If you live on the Hong Kong Island, there’s a chance you might perceive people from Kowloon as low class, rough, uneducated. Some people I know live in Hong Kong Island and go to Kowloon once a year. Some like to avoid it, but it’s difficult. Approximately 50 percent of Hong Kong’s population live in “low-class” government housing. And there are different types of government housing. If you remember Made in Hong Kong(Chan’s first film — B.T.), there were various types of government housing there, ones with a long corridor, with an enclosed courtyard, etc. Some architects who saw my films instantly recognized the idea behind this “stylish” exploration of Hong Kong architecture and found it fascinating. The building in which Mei lives was built in the 1950s, I think, in the first generation of public housing in Hong Kong. Before this period there was no government housing, but after the big fire in which the old huts were destroyed, the planning and building started. I’m a Hong Kong director, and in Hong Kong movies I like to show local culture.

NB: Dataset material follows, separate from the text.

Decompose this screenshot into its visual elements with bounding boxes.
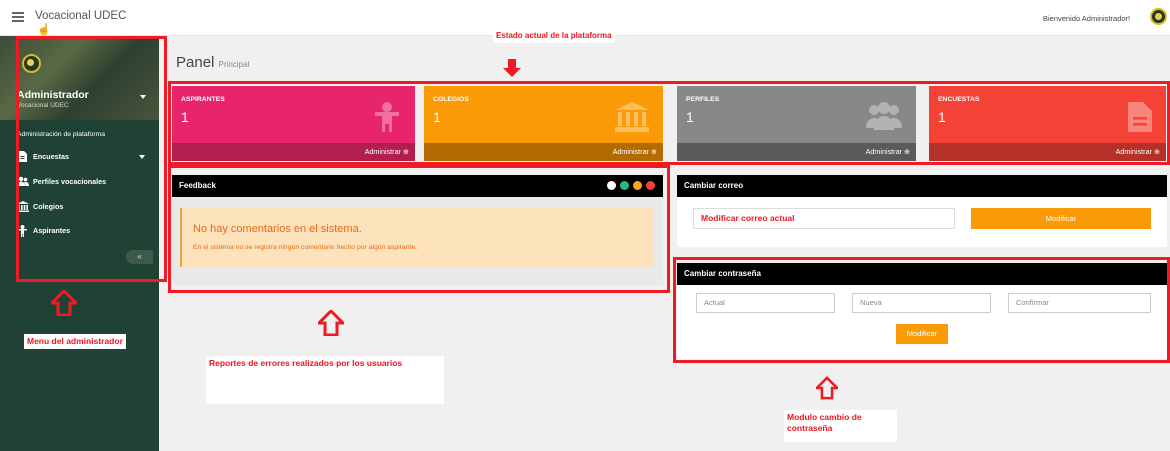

I remember the manic scrubbing in Durian Durian. Is it related to your characters’ obsession with cosmetics in Dumplings?

Not really. In Durian Durian, the working prostitute took ten or more baths a day, depending on the number of clients. That’s the reason why the only time when she is relaxed is while taking a bath — when she travels away to visit her family in the country.

How did you find working with Christopher Doyle? Do you think your films are now marked with the similar visual signature as those of Wong kar Wai and Pen-ek Ratanaruang?

No (laughter). Even if I had a producer and money to make a Wong kar Wai film, I wouldn’t know how to do it. I make different kinds of films. Doyle is amazing, and very creative. Before, I used to make movies with my old crew, and I was the boss on location. Now I had to make compromises, try to use his ideas in order to show the horror and the female struggle with herself in the film. Compared to my old movies,Dumplings looks completely different. And this is thanks to Christopher Doyle.

What is your next project?

My next project will be filmed in China at the end of 2005. It is a comedy, and I am again reflecting on different aspects of Chinese traditional culture (chuckling) — to some extent it is about sport, the Olympic Games. I would like to concentrate on China in this film and I hope to do that with the same kind of energy I used in my previous films. My films are energetic, even when they are sad. They have emotions, feelings.